Researchers from the University of Cambridge and Yale University have found a new link between obesity and brain structure.
The study findings, published in the journal Neurobiology of Aging, show that the brains of overweight people age at a faster rate than those of their lean peers.
More specifically, the brains of middle-age people who are obese or overweight appear to have aged an extra ten years compared to lean people.
The brain scanning research conducted by the scientists attributes this stark difference to a greater shrinkage in volume of white matter in the overweight or obese group.
Researchers knew that the volume of white matter in a human brain increases during youth and then decreases with age for both lean and overweight people, but it seems that this process may also depend on a subject’s body mass index (BMI).
The research team tested whether brain volume correlated with BMI and made the discovery by analysing magnetic resonance imaging (MRI) scans from 473 individuals aged between 20 and 87.
Participants were split into two groups based on their BMI with 247 classified as lean (BMI ranging from 18.5 to 24.99 kg/m2) and 227 as overweight or obese (BMI over 30 kg/m2).
Changes with age in global brain volume – and especially white matter volume – was then assessed among participants, taking into account gender and health issues such as high blood pressure and diabetes.

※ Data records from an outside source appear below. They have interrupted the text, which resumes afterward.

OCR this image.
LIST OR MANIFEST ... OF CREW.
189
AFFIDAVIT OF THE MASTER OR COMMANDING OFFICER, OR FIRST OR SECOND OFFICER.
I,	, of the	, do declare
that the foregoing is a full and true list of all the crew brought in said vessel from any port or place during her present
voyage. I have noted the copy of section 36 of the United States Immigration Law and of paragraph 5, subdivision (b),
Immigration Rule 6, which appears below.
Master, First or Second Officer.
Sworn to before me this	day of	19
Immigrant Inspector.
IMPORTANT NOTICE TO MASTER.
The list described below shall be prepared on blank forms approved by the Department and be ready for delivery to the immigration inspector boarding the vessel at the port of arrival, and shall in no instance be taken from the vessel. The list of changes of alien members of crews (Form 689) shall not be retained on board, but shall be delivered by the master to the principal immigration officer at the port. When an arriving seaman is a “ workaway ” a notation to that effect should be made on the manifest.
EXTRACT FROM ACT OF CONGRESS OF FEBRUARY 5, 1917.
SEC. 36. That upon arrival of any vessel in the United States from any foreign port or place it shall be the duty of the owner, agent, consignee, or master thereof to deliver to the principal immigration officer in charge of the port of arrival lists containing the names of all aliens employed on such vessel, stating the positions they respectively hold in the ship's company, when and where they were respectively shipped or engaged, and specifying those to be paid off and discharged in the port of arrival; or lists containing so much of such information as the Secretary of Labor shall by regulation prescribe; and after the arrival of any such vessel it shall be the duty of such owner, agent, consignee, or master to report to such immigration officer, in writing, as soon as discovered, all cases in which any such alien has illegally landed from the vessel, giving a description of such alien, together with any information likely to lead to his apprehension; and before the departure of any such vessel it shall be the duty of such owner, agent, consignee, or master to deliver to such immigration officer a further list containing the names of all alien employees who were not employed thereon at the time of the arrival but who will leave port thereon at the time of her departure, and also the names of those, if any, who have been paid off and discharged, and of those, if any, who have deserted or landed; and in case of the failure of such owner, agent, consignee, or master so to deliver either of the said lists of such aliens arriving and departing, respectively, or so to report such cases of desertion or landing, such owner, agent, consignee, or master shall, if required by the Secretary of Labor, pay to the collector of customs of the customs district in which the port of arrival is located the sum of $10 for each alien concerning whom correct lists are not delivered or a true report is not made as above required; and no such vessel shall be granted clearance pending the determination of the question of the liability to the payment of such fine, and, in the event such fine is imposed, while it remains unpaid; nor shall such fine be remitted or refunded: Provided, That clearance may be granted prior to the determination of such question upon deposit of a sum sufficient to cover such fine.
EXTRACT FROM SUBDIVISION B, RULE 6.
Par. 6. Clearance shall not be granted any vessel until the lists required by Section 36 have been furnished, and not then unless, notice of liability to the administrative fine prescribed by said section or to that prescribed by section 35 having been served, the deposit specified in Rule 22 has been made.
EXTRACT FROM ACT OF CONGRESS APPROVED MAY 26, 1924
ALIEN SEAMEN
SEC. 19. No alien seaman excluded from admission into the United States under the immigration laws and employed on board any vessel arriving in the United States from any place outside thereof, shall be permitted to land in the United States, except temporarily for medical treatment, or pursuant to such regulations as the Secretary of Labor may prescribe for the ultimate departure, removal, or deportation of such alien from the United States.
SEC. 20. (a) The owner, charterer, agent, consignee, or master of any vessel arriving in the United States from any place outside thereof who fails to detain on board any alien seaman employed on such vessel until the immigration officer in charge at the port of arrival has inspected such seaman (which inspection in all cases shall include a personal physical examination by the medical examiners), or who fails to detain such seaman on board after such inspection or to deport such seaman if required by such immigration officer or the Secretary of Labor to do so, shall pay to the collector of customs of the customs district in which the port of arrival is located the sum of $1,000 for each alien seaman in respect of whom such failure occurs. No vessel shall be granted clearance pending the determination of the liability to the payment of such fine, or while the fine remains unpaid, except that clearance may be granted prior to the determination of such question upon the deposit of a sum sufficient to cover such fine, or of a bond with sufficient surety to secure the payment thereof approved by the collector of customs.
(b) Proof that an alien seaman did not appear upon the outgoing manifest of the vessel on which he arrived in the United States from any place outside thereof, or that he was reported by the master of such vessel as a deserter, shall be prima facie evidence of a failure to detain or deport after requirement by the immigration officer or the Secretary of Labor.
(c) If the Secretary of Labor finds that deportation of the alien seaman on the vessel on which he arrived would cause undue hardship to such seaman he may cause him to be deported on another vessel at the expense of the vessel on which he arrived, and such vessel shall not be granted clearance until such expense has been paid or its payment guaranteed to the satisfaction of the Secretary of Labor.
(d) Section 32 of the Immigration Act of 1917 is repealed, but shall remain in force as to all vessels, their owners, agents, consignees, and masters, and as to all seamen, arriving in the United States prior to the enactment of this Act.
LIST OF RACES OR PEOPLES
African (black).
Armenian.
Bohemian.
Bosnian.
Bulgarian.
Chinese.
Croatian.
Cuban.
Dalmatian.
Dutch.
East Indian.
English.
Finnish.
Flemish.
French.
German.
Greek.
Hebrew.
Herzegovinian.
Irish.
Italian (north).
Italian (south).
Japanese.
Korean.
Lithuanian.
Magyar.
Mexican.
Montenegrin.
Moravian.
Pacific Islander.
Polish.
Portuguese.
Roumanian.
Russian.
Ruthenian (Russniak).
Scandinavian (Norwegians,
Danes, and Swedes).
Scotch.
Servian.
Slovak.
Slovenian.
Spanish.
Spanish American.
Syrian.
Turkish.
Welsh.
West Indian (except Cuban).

Obese participants over the age of 37 (when changes to brain structure naturally starts to occur) had less white matter volume than lean subjects. Such specific variations in brain matter were also more prevalent around the age of 40 before stabilising.
It is, however, unclear whether an increased BMIBMI alone is driving the effect.
Previous studies have looked at the influence of BMI-linked brain aging and neurodegenerative conditions such as dementia and Alzheimer’s, but this study showed no cognitive differences in overweight or obese participants subjected to IQ tests.
Scientists from Cardiff University’s Brain Research Imaging Centre have suggested that the expression of genes responsible for obesity could also be responsible for white matter shrinkage, which may in turn trigger overeating.
Further research is needed, however, to understand the full impact of obesity on the brain.